Based on the new data and theoretical arguments, Geach and his colleagues showed that the warming of gas, not the cooling of gas from growing giant black holes and the stars are the energy supply for hydrogen pools. Thus, these lakes represent a period when galaxies and black holes have just stopped growing under the influence of heating processes. This is an important step in the development of galaxies and black holes - called the "reverse" step - also a step that astronomers have been trying to understand for a long time.

'We see galaxies and black holes inside hydrogen pools that are reaching adulthood and now stop to continue to grow,' said Bret Lehmer, co-author of the study. 'Giant galaxies have to go through this step, otherwise they will form too many stars and are too big to this day.'

The Chandra space telescope and many other telescopes including Spitzer observed 29 hydrogen pools in a large sky field called 'SSA22'. These hydrogen pools, which range in size up to several hundred thousand light years, are seen when the universe is only about 200 billion years old, equivalent to 15% of its current age.

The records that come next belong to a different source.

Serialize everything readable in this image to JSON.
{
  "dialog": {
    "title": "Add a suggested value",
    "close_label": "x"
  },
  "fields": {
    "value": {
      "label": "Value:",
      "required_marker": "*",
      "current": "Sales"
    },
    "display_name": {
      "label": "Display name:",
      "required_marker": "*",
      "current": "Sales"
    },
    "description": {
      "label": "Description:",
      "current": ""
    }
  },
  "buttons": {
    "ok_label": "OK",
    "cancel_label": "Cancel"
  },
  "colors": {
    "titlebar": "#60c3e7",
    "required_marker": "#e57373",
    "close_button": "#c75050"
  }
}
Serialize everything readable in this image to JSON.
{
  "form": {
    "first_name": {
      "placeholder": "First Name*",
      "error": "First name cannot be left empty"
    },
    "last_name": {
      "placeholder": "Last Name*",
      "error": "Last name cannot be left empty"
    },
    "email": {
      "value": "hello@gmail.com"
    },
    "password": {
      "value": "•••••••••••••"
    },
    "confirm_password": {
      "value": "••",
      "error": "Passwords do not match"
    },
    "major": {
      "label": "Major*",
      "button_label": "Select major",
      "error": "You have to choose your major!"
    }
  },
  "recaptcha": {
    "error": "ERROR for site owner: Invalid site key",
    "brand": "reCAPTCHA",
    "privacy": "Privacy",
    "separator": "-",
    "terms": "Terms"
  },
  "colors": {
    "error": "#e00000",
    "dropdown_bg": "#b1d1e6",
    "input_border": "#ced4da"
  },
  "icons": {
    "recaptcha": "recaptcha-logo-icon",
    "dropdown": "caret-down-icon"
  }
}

In five of these hydrogen pools, the Chandra telescope has detected the signal of growing giant black holes. Scientists believe that these black holes are at the center of most galaxies today, including our own. According to other observations, including data obtained from Sptizer, the team could determine that some of these galaxies are also governed by different levels of star formation.

Radiation and strong currents from these black holes and star-forming explosions, calculated, are strong enough to burn hydrogen gas in lakes. In the absence of black hole signaling, hydrogen pool is generally weaker. The authors point out that black holes bright enough to power these lakes are still too dim for us to observe from the Chandra space telescope.

In addition to explaining the energy source of hydrogen pools, research results also help to predict their future . In a hot situation, the gas from these lakes will not cool down to form stars but will add to the hot gas between galaxies. SSA22 itself can develop into a giant galaxy cluster.

'Initially hydrogen pools will pour into their galaxies, but what we now see is only the latter part of the process,' Geach said. 'This means that we have to look further into the past to meet the periods of galaxies and black holes that are forming from hydrogen lakes.'

The results will appear in the Astrophysical Journal July 10.